Our project to make text mining more accessible to students across a variety of disciplines will continue this summer and again during the fall semester. In addition to the projects described above, we have bigger ambitions in mind. We hope, for instance, to connect Spark with NetsBlox, allowing students to kick off big data queries from within a block-based environment. We are also looking at ways to move our notebooks from Google Colab to Spark by using services like Zeppelin on Amazon Elastic Map Reduce or Databricks. We also want to integrate tools like Rumble to bring our XQuery and Spark groups into closer alignment.
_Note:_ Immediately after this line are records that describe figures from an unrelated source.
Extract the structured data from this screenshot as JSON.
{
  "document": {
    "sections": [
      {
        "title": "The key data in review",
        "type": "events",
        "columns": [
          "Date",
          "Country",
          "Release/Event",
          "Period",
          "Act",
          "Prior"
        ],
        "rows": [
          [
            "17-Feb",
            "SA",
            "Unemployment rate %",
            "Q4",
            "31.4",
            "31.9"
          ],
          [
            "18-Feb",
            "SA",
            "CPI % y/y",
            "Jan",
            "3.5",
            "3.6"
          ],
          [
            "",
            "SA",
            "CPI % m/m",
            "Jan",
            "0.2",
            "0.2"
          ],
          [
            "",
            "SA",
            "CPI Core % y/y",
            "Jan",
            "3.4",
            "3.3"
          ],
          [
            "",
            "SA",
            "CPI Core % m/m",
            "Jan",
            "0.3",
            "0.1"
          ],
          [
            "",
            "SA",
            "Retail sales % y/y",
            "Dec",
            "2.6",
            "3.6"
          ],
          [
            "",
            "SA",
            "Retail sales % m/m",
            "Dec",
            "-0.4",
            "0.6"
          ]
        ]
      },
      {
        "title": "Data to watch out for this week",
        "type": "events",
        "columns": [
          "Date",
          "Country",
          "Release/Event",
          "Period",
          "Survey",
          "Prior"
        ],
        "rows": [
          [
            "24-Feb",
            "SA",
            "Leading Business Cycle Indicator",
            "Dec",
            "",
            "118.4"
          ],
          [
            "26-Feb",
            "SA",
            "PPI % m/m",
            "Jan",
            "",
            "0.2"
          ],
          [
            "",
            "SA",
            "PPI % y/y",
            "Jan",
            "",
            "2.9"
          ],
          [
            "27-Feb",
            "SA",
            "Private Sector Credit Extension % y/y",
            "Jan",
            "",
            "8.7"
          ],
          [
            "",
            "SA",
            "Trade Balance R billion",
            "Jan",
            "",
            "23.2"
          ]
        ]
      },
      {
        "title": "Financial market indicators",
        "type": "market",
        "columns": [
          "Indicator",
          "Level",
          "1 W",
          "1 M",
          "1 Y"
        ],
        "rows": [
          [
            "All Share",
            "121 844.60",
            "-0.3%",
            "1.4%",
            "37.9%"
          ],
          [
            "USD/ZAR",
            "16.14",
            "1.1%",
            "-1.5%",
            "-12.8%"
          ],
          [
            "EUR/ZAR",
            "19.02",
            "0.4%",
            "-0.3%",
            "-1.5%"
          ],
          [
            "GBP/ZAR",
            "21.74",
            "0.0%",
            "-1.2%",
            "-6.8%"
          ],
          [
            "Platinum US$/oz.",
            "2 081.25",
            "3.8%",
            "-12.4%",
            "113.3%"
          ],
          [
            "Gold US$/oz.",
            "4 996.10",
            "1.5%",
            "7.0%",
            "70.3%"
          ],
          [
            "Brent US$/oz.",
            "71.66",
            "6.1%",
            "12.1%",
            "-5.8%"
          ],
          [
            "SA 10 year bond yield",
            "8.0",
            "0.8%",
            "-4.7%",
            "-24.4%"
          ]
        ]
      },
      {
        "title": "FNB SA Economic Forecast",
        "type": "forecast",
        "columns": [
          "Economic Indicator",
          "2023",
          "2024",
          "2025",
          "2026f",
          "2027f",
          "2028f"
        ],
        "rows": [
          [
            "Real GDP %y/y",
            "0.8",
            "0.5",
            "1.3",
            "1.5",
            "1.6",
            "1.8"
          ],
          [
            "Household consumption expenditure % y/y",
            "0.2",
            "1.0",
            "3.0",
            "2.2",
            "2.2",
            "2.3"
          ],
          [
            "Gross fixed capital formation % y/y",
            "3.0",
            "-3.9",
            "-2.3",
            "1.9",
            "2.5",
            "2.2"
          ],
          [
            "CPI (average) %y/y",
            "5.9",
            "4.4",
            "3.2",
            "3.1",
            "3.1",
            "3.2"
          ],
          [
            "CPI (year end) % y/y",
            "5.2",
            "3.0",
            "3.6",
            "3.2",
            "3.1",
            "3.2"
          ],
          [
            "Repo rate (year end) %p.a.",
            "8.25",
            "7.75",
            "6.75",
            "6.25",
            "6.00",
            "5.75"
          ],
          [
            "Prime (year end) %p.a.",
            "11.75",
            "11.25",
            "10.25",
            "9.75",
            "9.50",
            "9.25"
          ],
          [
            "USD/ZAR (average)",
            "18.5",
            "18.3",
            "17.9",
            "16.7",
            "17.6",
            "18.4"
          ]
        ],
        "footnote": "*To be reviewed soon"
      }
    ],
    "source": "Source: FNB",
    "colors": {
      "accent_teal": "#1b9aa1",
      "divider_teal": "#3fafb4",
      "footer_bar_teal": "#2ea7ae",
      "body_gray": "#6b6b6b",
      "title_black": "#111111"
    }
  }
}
Beyond these technical goals, we aim to consolidate what we learned from moving our working group online. While we had to move in a rush due to the pace of events, we managed to put together solid building blocks for our next semesters. Indeed, the set of tools that we turned to when moving online will remain in our teaching arsenal whether we meet in person, online, or in some hybrid during the fall. In that sense, we are ready for the so-called Hyflex that has attracted widespread attention recently. By making it possible for students to contribute effectively to our project without having to gather in person or in a Zoom classroom, we hope to foster independence, experimentation, and provide better training for the projects they may undertake in the classrooms and work places of the future.

Thanks to the Computational Thinking and Learning Initiative, the Vanderbilt University Library, the Center for Digital Humanities, and the Mellon Partners for Humanities Education for supporting the Text Mining Working Group at Vanderbilt University. Many thanks also to Brian Broll and Sarah Burriss for helpful editorial suggestions.